Could it be that we might understand the sounds our cats make if we look for universal features like pitch, length, volume (acoustic sound level pressure or intensity) and melody rather than for words, grammar, vowels and consonants? In 2010, I attended a lecture about cat purring. He opened my eyes (and ears) to the fact that I, too, could apply my phonetic and linguistic knowledge, my experience and my research methodologies, to the study of cat sounds. Not just to purring, but to all cat sounds. I started eavesdropping on my own cats and other cats as soon as I returned home. I made as many recordings as I could so that I could study their phonetic characteristics.

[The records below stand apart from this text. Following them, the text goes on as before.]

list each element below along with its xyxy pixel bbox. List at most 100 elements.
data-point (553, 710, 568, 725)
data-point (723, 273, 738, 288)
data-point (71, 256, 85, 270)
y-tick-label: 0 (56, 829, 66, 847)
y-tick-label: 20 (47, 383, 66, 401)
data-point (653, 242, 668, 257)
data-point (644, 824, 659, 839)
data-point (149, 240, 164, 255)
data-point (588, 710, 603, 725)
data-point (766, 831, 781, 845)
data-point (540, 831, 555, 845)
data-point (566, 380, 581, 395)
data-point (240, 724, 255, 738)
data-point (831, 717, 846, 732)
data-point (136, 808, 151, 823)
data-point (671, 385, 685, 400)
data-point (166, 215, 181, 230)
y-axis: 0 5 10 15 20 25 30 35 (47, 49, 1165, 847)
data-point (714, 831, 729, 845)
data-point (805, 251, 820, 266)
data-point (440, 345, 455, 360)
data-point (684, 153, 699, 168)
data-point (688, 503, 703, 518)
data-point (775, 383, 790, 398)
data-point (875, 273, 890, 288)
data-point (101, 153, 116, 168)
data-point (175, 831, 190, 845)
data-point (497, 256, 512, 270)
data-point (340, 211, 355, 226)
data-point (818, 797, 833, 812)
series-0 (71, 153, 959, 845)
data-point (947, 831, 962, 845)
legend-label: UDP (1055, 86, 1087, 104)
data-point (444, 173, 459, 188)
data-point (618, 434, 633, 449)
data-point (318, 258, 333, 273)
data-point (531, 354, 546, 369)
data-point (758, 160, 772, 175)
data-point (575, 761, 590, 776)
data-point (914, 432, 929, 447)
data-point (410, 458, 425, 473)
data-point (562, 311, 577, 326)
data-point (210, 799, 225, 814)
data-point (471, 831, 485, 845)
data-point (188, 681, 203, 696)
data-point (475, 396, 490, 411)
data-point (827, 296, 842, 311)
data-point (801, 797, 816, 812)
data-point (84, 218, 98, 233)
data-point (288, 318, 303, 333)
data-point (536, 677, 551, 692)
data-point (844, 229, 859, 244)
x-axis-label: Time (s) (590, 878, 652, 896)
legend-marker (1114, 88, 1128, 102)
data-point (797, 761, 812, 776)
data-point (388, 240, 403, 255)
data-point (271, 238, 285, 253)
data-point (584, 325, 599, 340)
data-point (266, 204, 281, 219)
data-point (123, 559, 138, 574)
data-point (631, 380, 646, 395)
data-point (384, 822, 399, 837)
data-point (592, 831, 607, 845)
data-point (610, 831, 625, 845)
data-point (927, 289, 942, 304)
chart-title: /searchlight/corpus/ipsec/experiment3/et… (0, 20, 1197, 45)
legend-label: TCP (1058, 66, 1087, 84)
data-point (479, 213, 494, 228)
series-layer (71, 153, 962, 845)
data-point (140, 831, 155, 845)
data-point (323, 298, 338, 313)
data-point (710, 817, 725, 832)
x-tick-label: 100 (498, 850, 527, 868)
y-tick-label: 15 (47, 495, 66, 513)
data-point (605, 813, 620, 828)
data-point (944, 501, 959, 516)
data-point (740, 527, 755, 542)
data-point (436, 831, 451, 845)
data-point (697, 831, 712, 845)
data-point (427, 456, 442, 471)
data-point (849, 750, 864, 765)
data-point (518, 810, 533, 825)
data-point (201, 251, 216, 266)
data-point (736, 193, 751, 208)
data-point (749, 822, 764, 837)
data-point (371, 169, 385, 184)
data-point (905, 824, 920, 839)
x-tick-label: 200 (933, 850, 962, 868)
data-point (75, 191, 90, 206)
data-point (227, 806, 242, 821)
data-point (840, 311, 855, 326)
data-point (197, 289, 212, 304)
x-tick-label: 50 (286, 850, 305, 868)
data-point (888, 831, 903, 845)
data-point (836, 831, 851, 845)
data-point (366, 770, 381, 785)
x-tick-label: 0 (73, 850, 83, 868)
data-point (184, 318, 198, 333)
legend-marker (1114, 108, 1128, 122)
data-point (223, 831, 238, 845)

Since then, I have been recording my own and other cats on an almost daily basis. My first big discoveries were that the frequency range in cat sounds is enormous; that cats use a very large number of different sounds in order to communicate with us humans and with their fellow felines; and that the fundamental frequency can rise very rapidly from approximately 25 hertz (number of oscillations per second, Hz) to over 1100 Hz. All of the sounds of both human and cat language (our vocalizations) are produced when a stream of air encounters an obstacle either in the larynx (voice box) or farther upward in the vocal tract. This may occur in the larynx when, for example, producing a vowel as the airstream from the lungs encounters resistance in the form of the vocal folds held closely together and thus causing them to vibrate, but also at the front part of the palate (alveolar ridge) directly behind the teeth, when we use our tongue to produce at or an s, or between the lower lip and the teeth, when we pronounce an f. That an s or an I sounds brighter than an h or an o also has to do with articulation. The size and shape of the mouth or oral cavity determine the color (or resonance) of a sound.
The organs cats use to produce sounds are smaller than ours, but they are similar. Both humans and cats have larynxes, tongues, palates, lips and jaws. Cats move them in much the same way we do when they produce their sounds. That is why we can also study the sounds of cats using phonetic methods.